Project Glasswing, launched by Anthropic on April 7, 2026, uses an unreleased AI model called Claude Mythos Preview to autonomously scan codebases for security flaws.

Bugs that outlived their creators

Among the thousands of vulnerabilities discovered, two stand out for sheer absurdity of scale. The AI found a 27-year-old remote crash vulnerability in OpenBSD, an operating system literally built around security as its core philosophy. It also flagged a 16-year-old flaw in FFmpeg, the widely used multimedia framework, that had managed to evade detection by over five million automated tests.

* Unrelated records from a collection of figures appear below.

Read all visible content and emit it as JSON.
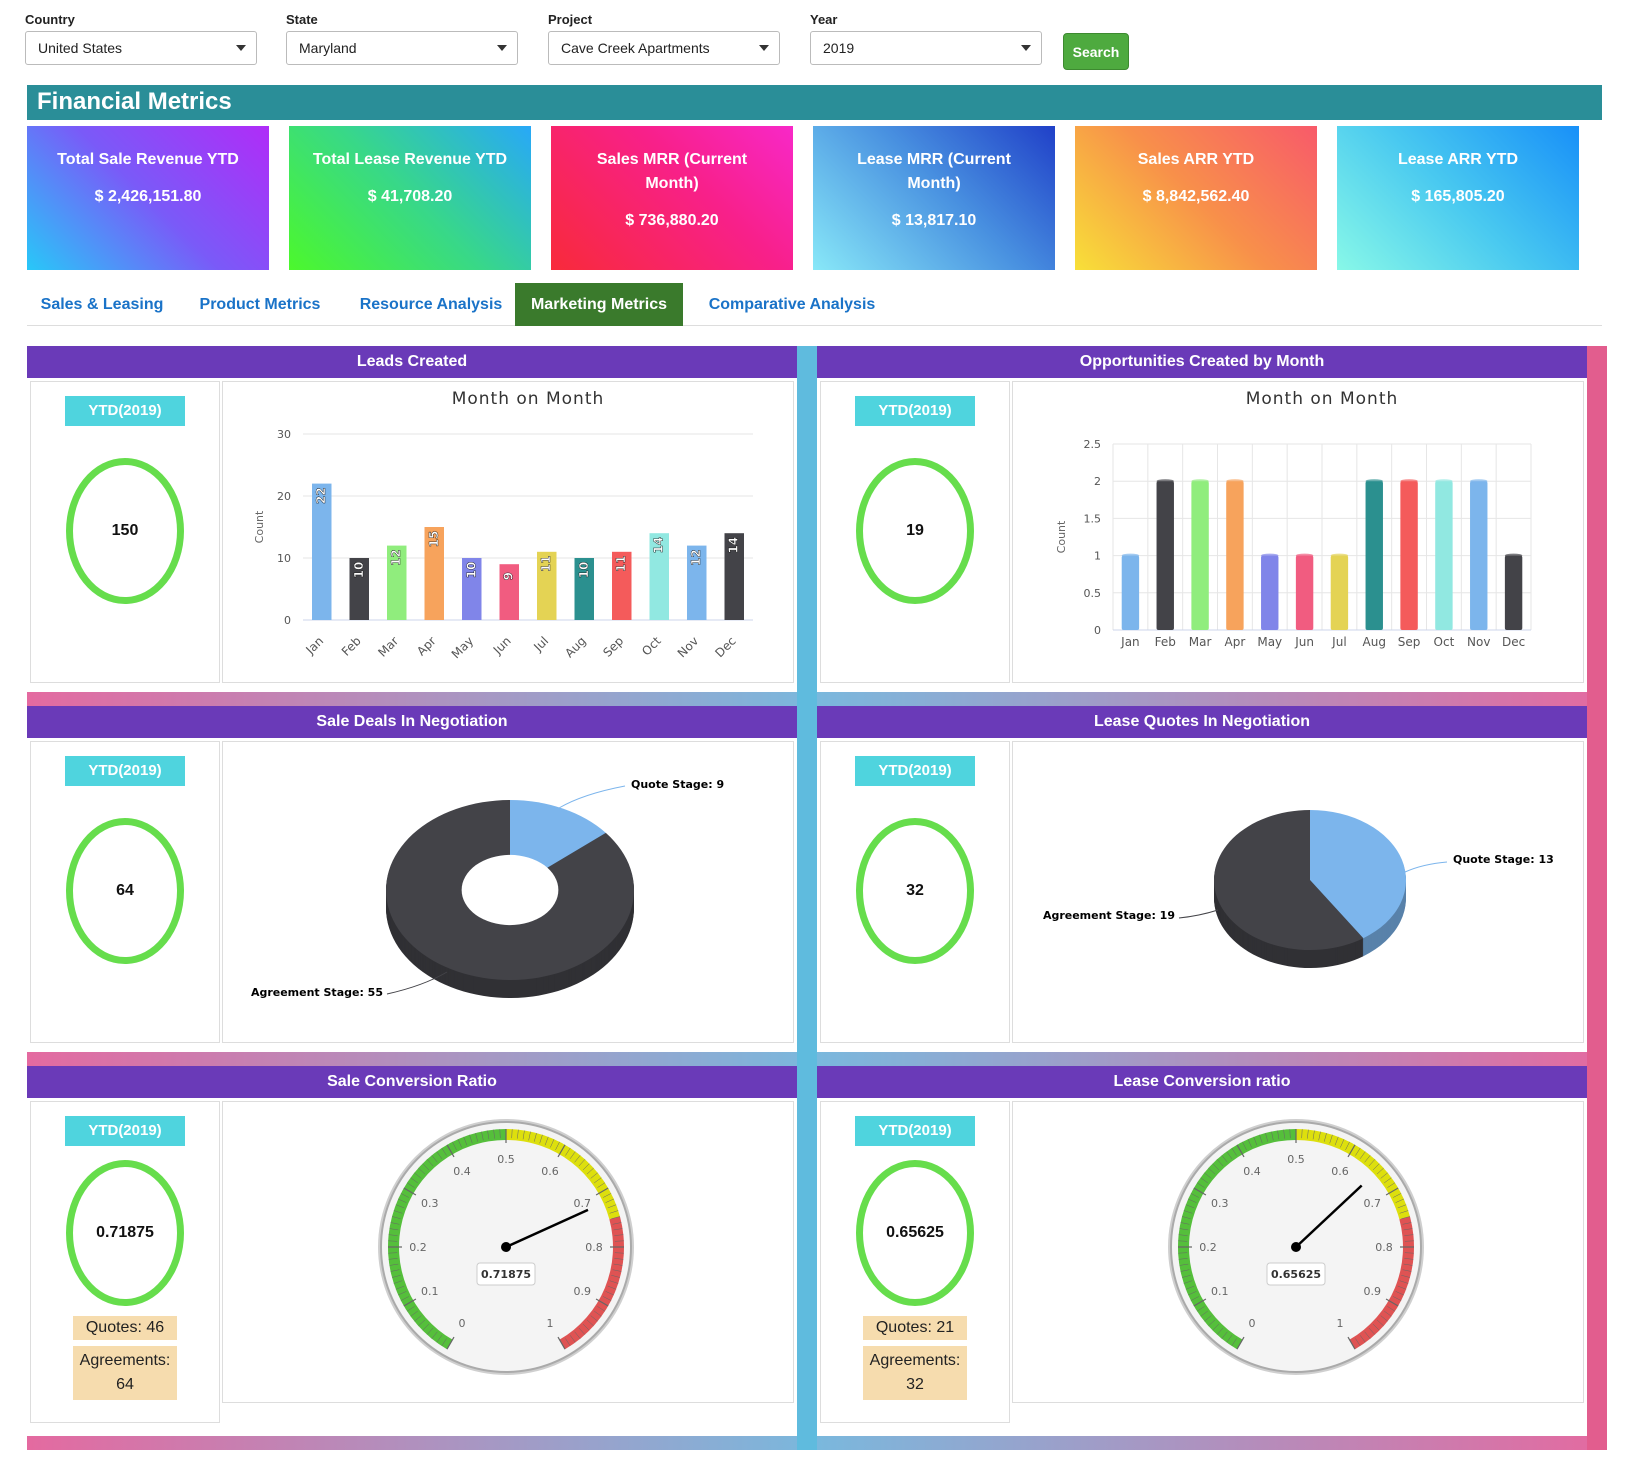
{
  "filters": {
    "country": {
      "label": "Country",
      "value": "United States"
    },
    "state": {
      "label": "State",
      "value": "Maryland"
    },
    "project": {
      "label": "Project",
      "value": "Cave Creek Apartments"
    },
    "year": {
      "label": "Year",
      "value": "2019"
    },
    "search_label": "Search"
  },
  "financial": {
    "title": "Financial Metrics",
    "kpis": [
      {
        "title": "Total Sale Revenue YTD",
        "value": "$ 2,426,151.80"
      },
      {
        "title": "Total Lease Revenue YTD",
        "value": "$ 41,708.20"
      },
      {
        "title": "Sales MRR (Current Month)",
        "value": "$ 736,880.20"
      },
      {
        "title": "Lease MRR (Current Month)",
        "value": "$ 13,817.10"
      },
      {
        "title": "Sales ARR YTD",
        "value": "$ 8,842,562.40"
      },
      {
        "title": "Lease ARR YTD",
        "value": "$ 165,805.20"
      }
    ]
  },
  "tabs": [
    {
      "label": "Sales & Leasing"
    },
    {
      "label": "Product Metrics"
    },
    {
      "label": "Resource Analysis"
    },
    {
      "label": "Marketing Metrics",
      "active": true
    },
    {
      "label": "Comparative Analysis"
    }
  ],
  "panels": {
    "leads": {
      "title": "Leads Created",
      "ytd": "YTD(2019)",
      "total": "150"
    },
    "opps": {
      "title": "Opportunities Created by Month",
      "ytd": "YTD(2019)",
      "total": "19"
    },
    "sale_deals": {
      "title": "Sale Deals In Negotiation",
      "ytd": "YTD(2019)",
      "total": "64"
    },
    "lease_quotes": {
      "title": "Lease Quotes In Negotiation",
      "ytd": "YTD(2019)",
      "total": "32"
    },
    "sale_conv": {
      "title": "Sale Conversion Ratio",
      "ytd": "YTD(2019)",
      "total": "0.71875",
      "quotes": "Quotes: 46",
      "agreements_label": "Agreements:",
      "agreements": "64"
    },
    "lease_conv": {
      "title": "Lease Conversion ratio",
      "ytd": "YTD(2019)",
      "total": "0.65625",
      "quotes": "Quotes: 21",
      "agreements_label": "Agreements:",
      "agreements": "32"
    }
  },
  "colors": {
    "bars": [
      "#7cb5ec",
      "#434348",
      "#90ed7d",
      "#f7a35c",
      "#8085e9",
      "#f15c80",
      "#e4d354",
      "#2b908f",
      "#f45b5b",
      "#91e8e1",
      "#7cb5ec",
      "#434348"
    ]
  },
  "chart_data": [
    {
      "type": "bar",
      "title": "Month on Month",
      "ylabel": "Count",
      "categories": [
        "Jan",
        "Feb",
        "Mar",
        "Apr",
        "May",
        "Jun",
        "Jul",
        "Aug",
        "Sep",
        "Oct",
        "Nov",
        "Dec"
      ],
      "values": [
        22,
        10,
        12,
        15,
        10,
        9,
        11,
        10,
        11,
        14,
        12,
        14
      ],
      "yticks": [
        "0",
        "10",
        "20",
        "30"
      ],
      "ylim": [
        0,
        30
      ],
      "data_labels": true
    },
    {
      "type": "bar",
      "title": "Month on Month",
      "ylabel": "Count",
      "categories": [
        "Jan",
        "Feb",
        "Mar",
        "Apr",
        "May",
        "Jun",
        "Jul",
        "Aug",
        "Sep",
        "Oct",
        "Nov",
        "Dec"
      ],
      "values": [
        1,
        2,
        2,
        2,
        1,
        1,
        1,
        2,
        2,
        2,
        2,
        1
      ],
      "yticks": [
        "0",
        "0.5",
        "1",
        "1.5",
        "2",
        "2.5"
      ],
      "ylim": [
        0,
        2.5
      ],
      "grid": true
    },
    {
      "type": "pie",
      "style": "donut",
      "slices": [
        {
          "label": "Quote Stage: 9",
          "value": 9,
          "color": "#7cb5ec"
        },
        {
          "label": "Agreement Stage: 55",
          "value": 55,
          "color": "#434348"
        }
      ]
    },
    {
      "type": "pie",
      "slices": [
        {
          "label": "Quote Stage: 13",
          "value": 13,
          "color": "#7cb5ec"
        },
        {
          "label": "Agreement Stage: 19",
          "value": 19,
          "color": "#434348"
        }
      ]
    },
    {
      "type": "gauge",
      "value": 0.71875,
      "value_label": "0.71875",
      "range": [
        0,
        1
      ],
      "ticks": [
        "0",
        "0.1",
        "0.2",
        "0.3",
        "0.4",
        "0.5",
        "0.6",
        "0.7",
        "0.8",
        "0.9",
        "1"
      ]
    },
    {
      "type": "gauge",
      "value": 0.65625,
      "value_label": "0.65625",
      "range": [
        0,
        1
      ],
      "ticks": [
        "0",
        "0.1",
        "0.2",
        "0.3",
        "0.4",
        "0.5",
        "0.6",
        "0.7",
        "0.8",
        "0.9",
        "1"
      ]
    }
  ]
}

The project didn’t just find old bugs, either. Thousands of previously unknown zero-day vulnerabilities were identified across all major operating systems and web browsers.

Cloudflare, one of the project’s partners, offered a concrete look at the numbers from its own internal collaboration. The company reported roughly 2,000 bugs detected through the partnership, with 400 of those classified as high or critical severity. The false-positive rate was notably lower than traditional detection methods.

So far, only one vulnerability has been publicly disclosed with a formal CVE identifier: CVE-2026-4747.

The consortium behind the curtain

Core consortium partners include AWS, Apple, Microsoft, Google, Cisco, CrowdStrike, NVIDIA, Palo Alto Networks, Broadcom, the Linux Foundation, and JPMorgan Chase. IBM joined the group on May 19, 2026.

Anthropic has allocated up to $100 million in compute credits for the project, along with $4 million in grants directed at open-source security groups. The stated goal is defensive: find the vulnerabilities before AI-powered offensive tools do.